SQL schema of my database:
table_name(column1: type, column2: type, ...)
first row:
|    |   column1 |   column2 |  ...  |
|---:|----------:|----------:|-------|
|  0 |    value1 |    1234   |  ...  |
table_name2(column1: type, column2: type, ...)
first row:
...
Explain in {detail} what the data is about.

Output example:

The database contains information about customers, laptops, PCs, printers, products, and sales.

Generate SQL Prompt

Generate SQL query. I use Postgresql is the prompt because its syntax is very similar to DuckDB’s, and it is probably much more prevalent in GPT’s training corpus.

Context:

System:
You are a helpful assistant that can generate Postgresql code based on the user input. You do not respond with any human readable text, only SQL code.
User:
{summary prompt}
Assistant:
{summary}

User prompt:

Output a single SQL query without any explanation and do not add anything to the query that was not part of the question.
Make sure to only use tables and columns from the schema above and write a query to answer the following question:
"{question}"

Output example:

SELECT model FROM laptops ORDER BY price DESC LIMIT 1;

Fix SQL Prompt

Revisit SQL query based on error message returned from DuckDB.

Context:

System:
You are a helpful assistant that can generate Postgresql code based on the user input. You do not respond with any human readable text, only SQL code.
User:
{summary prompt}
Assistant:
{summary}
User:
{sql_prompt}
Assistant:
{sql_query}

User prompt:

I got the following exception: {error}. Please correct the query and only print sql code, without an apology.

Output example:

SELECT model FROM laptops ORDER BY price DESC LIMIT 1;

Answer Question Prompt

Generate answer based on query result

Context:

System: You are a helpful assistant.
User:
{schema prompt}
Assistant:
{schema summary}
User:
{sql prompt}
Assistant:
{sql query}

User prompt:

Query Result:
{result_markdown}
Answer the question in natural language, based on information from the query result.

Output example:

The most expensive laptop is model number 2001.

Summary

This figure summarizes the flow of prompts and their contexts in QuackingDuck:

missing
Figure 3: Prompts and their contexts in QuackingDuck

How to use it

You can find the sources of QuackingDuck in the following Colab notebook: here.
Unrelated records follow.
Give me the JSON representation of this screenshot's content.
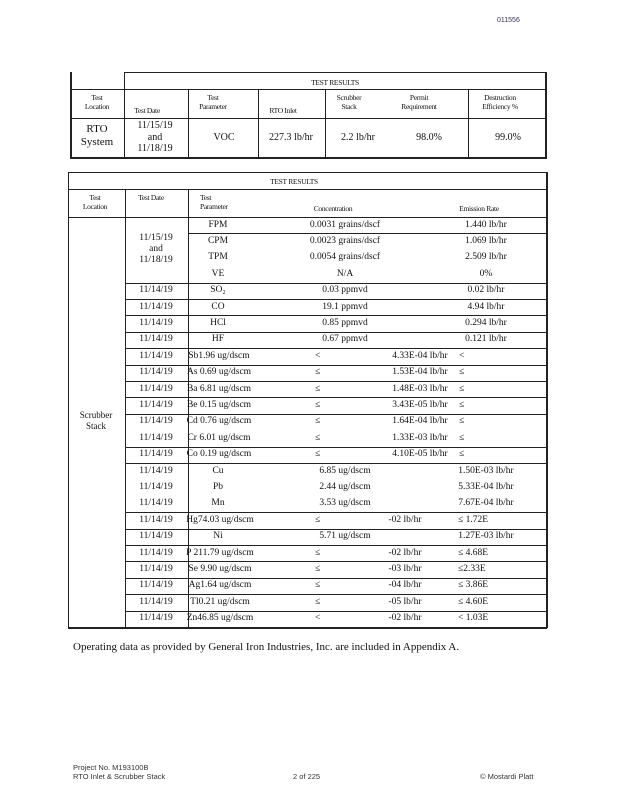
{
  "page_number_top": "011556",
  "table1": {
    "title": "TEST RESULTS",
    "headers": {
      "location": [
        "Test",
        "Location"
      ],
      "date": "Test Date",
      "parameter": [
        "Test",
        "Parameter"
      ],
      "rto_inlet": "RTO Inlet",
      "scrubber_stack": [
        "Scrubber",
        "Stack"
      ],
      "permit": [
        "Permit",
        "Requirement"
      ],
      "destruction": [
        "Destruction",
        "Efficiency %"
      ]
    },
    "row": {
      "location": [
        "RTO",
        "System"
      ],
      "date": [
        "11/15/19",
        "and",
        "11/18/19"
      ],
      "parameter": "VOC",
      "rto_inlet": "227.3 lb/hr",
      "scrubber_stack": "2.2 lb/hr",
      "permit": "98.0%",
      "destruction": "99.0%"
    }
  },
  "table2": {
    "title": "TEST RESULTS",
    "headers": {
      "location": [
        "Test",
        "Location"
      ],
      "date": "Test Date",
      "parameter": [
        "Test",
        "Parameter"
      ],
      "concentration": "Concentration",
      "emission_rate": "Emission Rate"
    },
    "location": [
      "Scrubber",
      "Stack"
    ],
    "group_date": [
      "11/15/19",
      "and",
      "11/18/19"
    ],
    "rows": [
      {
        "date": "",
        "param": "FPM",
        "conc": "0.0031 grains/dscf",
        "rate": "1.440 lb/hr"
      },
      {
        "date": "",
        "param": "CPM",
        "conc": "0.0023 grains/dscf",
        "rate": "1.069 lb/hr"
      },
      {
        "date": "",
        "param": "TPM",
        "conc": "0.0054 grains/dscf",
        "rate": "2.509 lb/hr"
      },
      {
        "date": "",
        "param": "VE",
        "conc": "N/A",
        "rate": "0%"
      },
      {
        "date": "11/14/19",
        "param": "SO₂",
        "conc": "0.03 ppmvd",
        "rate": "0.02 lb/hr"
      },
      {
        "date": "11/14/19",
        "param": "CO",
        "conc": "19.1 ppmvd",
        "rate": "4.94 lb/hr"
      },
      {
        "date": "11/14/19",
        "param": "HCl",
        "conc": "0.85 ppmvd",
        "rate": "0.294 lb/hr"
      },
      {
        "date": "11/14/19",
        "param": "HF",
        "conc": "0.67 ppmvd",
        "rate": "0.121 lb/hr"
      },
      {
        "date": "11/14/19",
        "a": "Sb1.96 ug/dscm",
        "b": "<",
        "c": "4.33E-04 lb/hr",
        "d": "<"
      },
      {
        "date": "11/14/19",
        "a": "As 0.69 ug/dscm",
        "b": "≤",
        "c": "1.53E-04 lb/hr",
        "d": "≤"
      },
      {
        "date": "11/14/19",
        "a": "Ba 6.81 ug/dscm",
        "b": "≤",
        "c": "1.48E-03 lb/hr",
        "d": "≤"
      },
      {
        "date": "11/14/19",
        "a": "Be 0.15 ug/dscm",
        "b": "≤",
        "c": "3.43E-05 lb/hr",
        "d": "≤"
      },
      {
        "date": "11/14/19",
        "a": "Cd 0.76 ug/dscm",
        "b": "≤",
        "c": "1.64E-04 lb/hr",
        "d": "≤"
      },
      {
        "date": "11/14/19",
        "a": "Cr 6.01 ug/dscm",
        "b": "≤",
        "c": "1.33E-03 lb/hr",
        "d": "≤"
      },
      {
        "date": "11/14/19",
        "a": "Co 0.19 ug/dscm",
        "b": "≤",
        "c": "4.10E-05 lb/hr",
        "d": "≤"
      },
      {
        "date": "11/14/19",
        "param": "Cu",
        "conc": "6.85 ug/dscm",
        "rate": "1.50E-03 lb/hr"
      },
      {
        "date": "11/14/19",
        "param": "Pb",
        "conc": "2.44 ug/dscm",
        "rate": "5.33E-04 lb/hr"
      },
      {
        "date": "11/14/19",
        "param": "Mn",
        "conc": "3.53 ug/dscm",
        "rate": "7.67E-04 lb/hr"
      },
      {
        "date": "11/14/19",
        "e": "Hg74.03 ug/dscm",
        "f": "≤",
        "g": "-02 lb/hr",
        "h": "≤ 1.72E"
      },
      {
        "date": "11/14/19",
        "param": "Ni",
        "conc": "5.71 ug/dscm",
        "rate": "1.27E-03 lb/hr"
      },
      {
        "date": "11/14/19",
        "e": "P 211.79 ug/dscm",
        "f": "≤",
        "g": "-02 lb/hr",
        "h": "≤ 4.68E"
      },
      {
        "date": "11/14/19",
        "e": "Se 9.90 ug/dscm",
        "f": "≤",
        "g": "-03 lb/hr",
        "h": "≤2.33E"
      },
      {
        "date": "11/14/19",
        "e": "Ag1.64 ug/dscm",
        "f": "≤",
        "g": "-04 lb/hr",
        "h": "≤ 3.86E"
      },
      {
        "date": "11/14/19",
        "e": "Tl0.21 ug/dscm",
        "f": "≤",
        "g": "-05 lb/hr",
        "h": "≤ 4.60E"
      },
      {
        "date": "11/14/19",
        "e": "Zn46.85 ug/dscm",
        "f": "<",
        "g": "-02 lb/hr",
        "h": "< 1.03E"
      }
    ]
  },
  "note": "Operating data as provided by General Iron Industries, Inc. are included in Appendix A.",
  "footer": {
    "project": "Project No. M193100B",
    "subject": "RTO Inlet & Scrubber Stack",
    "page": "2 of 225",
    "company": "© Mostardi Platt"
  }
}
The example database and example queries stem from a university-level SQL assignment (Yes, it passed!).

You can also run it yourself if you have an OpenAI account. All you need to do is to make a copy of the notebook and insert your OpenAI API key. One .ask() call in the example notebook uses around 2k tokens that currently cost around 0.4 cents (gpt-3.5-turbo: $0.002 / 1K tokens).

Of course, you can also connect to your own instance of DuckDB, but you will need to change the connection string in the “Create a DuckDB Database” part of the notebook. Be aware that parts of your data can/will be sent to OpenAI’s servers as part of the prompts.

Conclusion

Overall, I found this an interesting learning experience, and I am quite happy with the result. My feeling is that this is a great tool for people new to SQL databases and SQL queries, as it can help them to get started without having to learn the syntax first.

For other use cases, I think it is important to keep the following limitations in mind:

1) The dependency to OpenAI means that using QuackingDuck is not entirely free and relies on a closed model on OpenAI’s servers. That also implies that data is sent as part of the prompt to OpenAI’s servers, which makes the solution unsuitable for privacy or IP-sensitive use cases.

2) Large Langauge Models such as GPT-3.5/ChatGPT tend to hallucinate answers when they are uncertain, which means they can give answers very confidently, while being completely wrong (see ChatGPTs limitation section). Not that all humans are any better at this. Still, this makes it impossible to fully rely on QuackingDucks output, and requires some manual double-checking of what happens under the hood.

One potential direction to overcome these limitations could lie in using smaller and open models, fine-tuned for particular sub-tasks. For a promising benchmark of fine-tuned T5 models vs. OpenAI’s models on the Text-to-SQL tasks, I recommend taking a look at the following paper Evaluating the Text-to-SQL Capabilities of Large Language Models, Rajkumar et al., 2022.